It is not the critic who counts; not the man who points out how the strong man stumbles, or where the doer of deeds could have done them better. The credit belongs to the man who is actually in the arena, whose face is marred by dust and sweat and blood; who strives valiantly; who errs, and comes short again and again, because there is no effort without error and shortcoming; but who does actually strive to do the deeds; who knows the great enthusiasms, the great devotions; who spends himself in a worthy cause; who at the best knows in the end the triumph of high achievement, and who at the worst, if he fails, at least fails while daring greatly, so that his place shall never be with those cold and timid souls who know neither victory nor defeat. ~Theodore Roosevelt
I have the pleasure of working with some really brilliant people at EiS Technologies. Definitely a perk. Anyway, we were chatting a bit today about how the "gloom and doom" crowd has definitely jumped on Oracle with both feet lately. Salespeople leaving in droves…stock price falling…sales receding…crash and burn on the horizon…blah, blah, blah.
Count me amongst the true believers. I see the Oracle story a bit differently from the naysayers. Probably because my focus is more on the technology and, through experience, I've come to learn that the upside of good technology products far outweigh any downside from perceived negatives. So let's consider that for a moment.

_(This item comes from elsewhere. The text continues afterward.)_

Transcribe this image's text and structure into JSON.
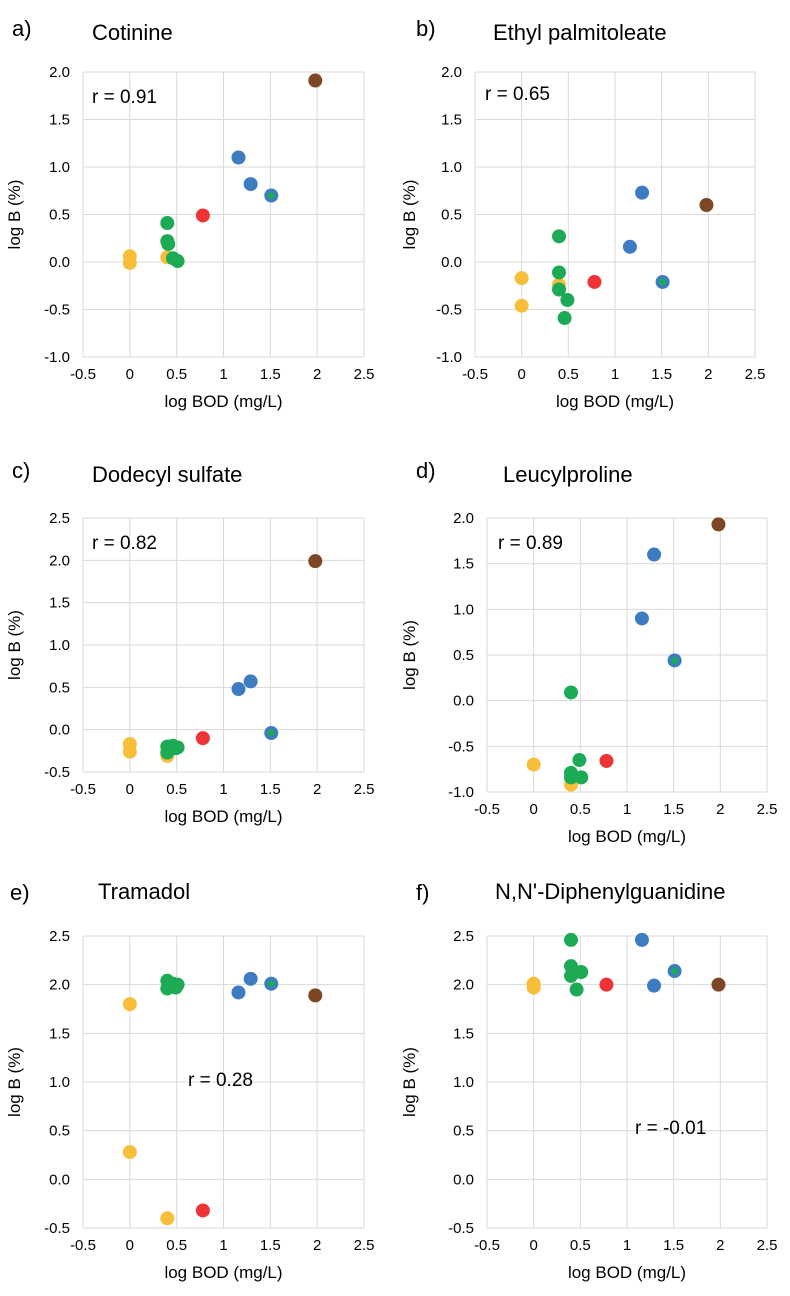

First, keep in mind that applications, architectures, hardware, and other stuff may come and go, but the data remains. And when it comes to data, Oracle has the best enterprise database we've ever seen - period. And Oracle continues to incrementally improve that database…more scalability, better features, improved management tools. Oracle's entire foundation is built on their strongest product.
You want to talk applications? OK, let's do that. It's pretty impressive that, over the past decade, the enterprise applications market undergone at least 12 paradigm shifts. Yet, not only have the Oracle folks continued to improve the Applications Unlimited product lines, but they managed to develop some very strong Cloud Applications (Fusion Apps) at the same time. And they continue to respond as the market continues to shift like sand under our feet. Not the simplest apps in the world, but Oracle's apps win competition based on features. And the move to both in-memory and SaaS will be huge before it's done.
Middleware? WebLogic. Glassfish. Development tools? JDeveloper IDE. ADF. APEX. Enough said.
Yes, I could go on. But you get the idea. Now, I haven't owned Oracle stock for years…I see it as a conflict of interest in my job and as a blogger. But I have to admit it's getting tempting…the naysayers are doing their job really well. Bring it on - I'll bet on the basis of superb technology products and we'll see how it plays out.